Another thing I have a little trouble buying–the coincidence that leads to their public debut. Ben is sitting on the bridge when he stops a guy from jumping to his death by scaring the dude to death, which leads to Ben having the save the guy from getting run over on the bridge. The resulting pile-up stops traffic, including the rest of the gang, coming to Manhattan to search for Ben. And when a fire truck responding to the accident almost runs off the bridge, it takes all four members to prevent tragedy, which puts them on the evening news.

Their new notoriety is not helpful to Doom, facing pressure from his board of directors to turn around falling share prices in the wake of the debacle in space. Also irksome: a tiny scar on his face.

This recalls a concept I’ve seen attributed to John Byrne. Let me backtrack: in the comics, Doctor Doom was always seen with a mask covering his face. In his origin story, it was revealed that his face was scarred in an experiment gone wrong, one which left him angry and with a grudge against Reed Richards. It was always assumed that his face was hideous under the mask, like the Phantom of the Opera.

But during John Byrne’s tenure on the book, he put forth the idea in interviews (although I don’t think he ever actually put it in a story) that Doom’s disfigurement was actually just one tiny scar, a slight imperfection that most people wouldn’t even notice. It was only Doom’s colossal vanity that led him to wear a mask to cover up his “disfigurement.”
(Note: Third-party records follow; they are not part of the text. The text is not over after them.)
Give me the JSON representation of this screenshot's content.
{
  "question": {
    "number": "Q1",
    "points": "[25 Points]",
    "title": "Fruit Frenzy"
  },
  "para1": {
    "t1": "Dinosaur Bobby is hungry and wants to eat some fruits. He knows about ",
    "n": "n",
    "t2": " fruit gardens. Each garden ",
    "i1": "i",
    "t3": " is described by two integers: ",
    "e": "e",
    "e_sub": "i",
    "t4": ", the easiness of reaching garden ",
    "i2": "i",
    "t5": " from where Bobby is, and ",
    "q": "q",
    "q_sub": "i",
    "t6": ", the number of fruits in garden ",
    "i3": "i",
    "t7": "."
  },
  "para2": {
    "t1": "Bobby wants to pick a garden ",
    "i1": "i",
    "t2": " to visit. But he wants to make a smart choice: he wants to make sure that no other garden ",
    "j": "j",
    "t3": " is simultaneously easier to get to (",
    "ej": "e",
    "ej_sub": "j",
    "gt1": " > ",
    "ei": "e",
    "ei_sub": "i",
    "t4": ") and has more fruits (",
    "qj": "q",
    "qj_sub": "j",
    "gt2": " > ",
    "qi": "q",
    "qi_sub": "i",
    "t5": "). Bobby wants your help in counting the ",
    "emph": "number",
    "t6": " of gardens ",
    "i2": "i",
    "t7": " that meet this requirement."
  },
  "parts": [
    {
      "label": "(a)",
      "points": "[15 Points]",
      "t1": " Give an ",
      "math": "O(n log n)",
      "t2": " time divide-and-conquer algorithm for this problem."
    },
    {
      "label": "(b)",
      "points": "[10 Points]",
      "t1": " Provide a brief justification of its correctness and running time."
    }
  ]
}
And just let me add that I don’t love Byrne for the other change to Doom’s character, that of making him into a corporate mogul. Byrne didn’t actually do this to Doom; he did it to Lex Luthor in his reboot of Superman in the late 80’s. But the concept has carried over from Luthor to the Green Goblin in Sam Raimi’s Spider-Man to here. And though I can appreciate the concept that leads a writer to have pressure from the board of directors lead the villain to snap, I don’t think it makes for an especially memorable villain. It makes him look weak and small to be pushed around and bullied like this.

Anyway, the Fantastic Four all move into Reed’s quarters in the Baxter Building to seek a cure for their condition (except Johnny, who doesn’t think he needs a cure), where they are greeted by mailman Willy Lumpkin.

Yeah, that’s the obligatory Stan Lee cameo, but this time, he’s actually playing a character from the comics.

Which leads into a fun montage as the characters learn to master and live with their powers, such as Reed using his stretching to grab toilet paper from the other room while he’s, um, occupied. But he is also working on a cure to turn Ben normal again.

Meanwhile, Doom (whom no one has worried about because he was in the shielded part of the base when the storm hit, and therefore supposedly unaffected) is also mutating. His bones appear to be turning into a sort of indestructible organic metal. And he seems to generate electricity. Which is bad in terms of being a perfect CEO, but good in terms of getting revenge.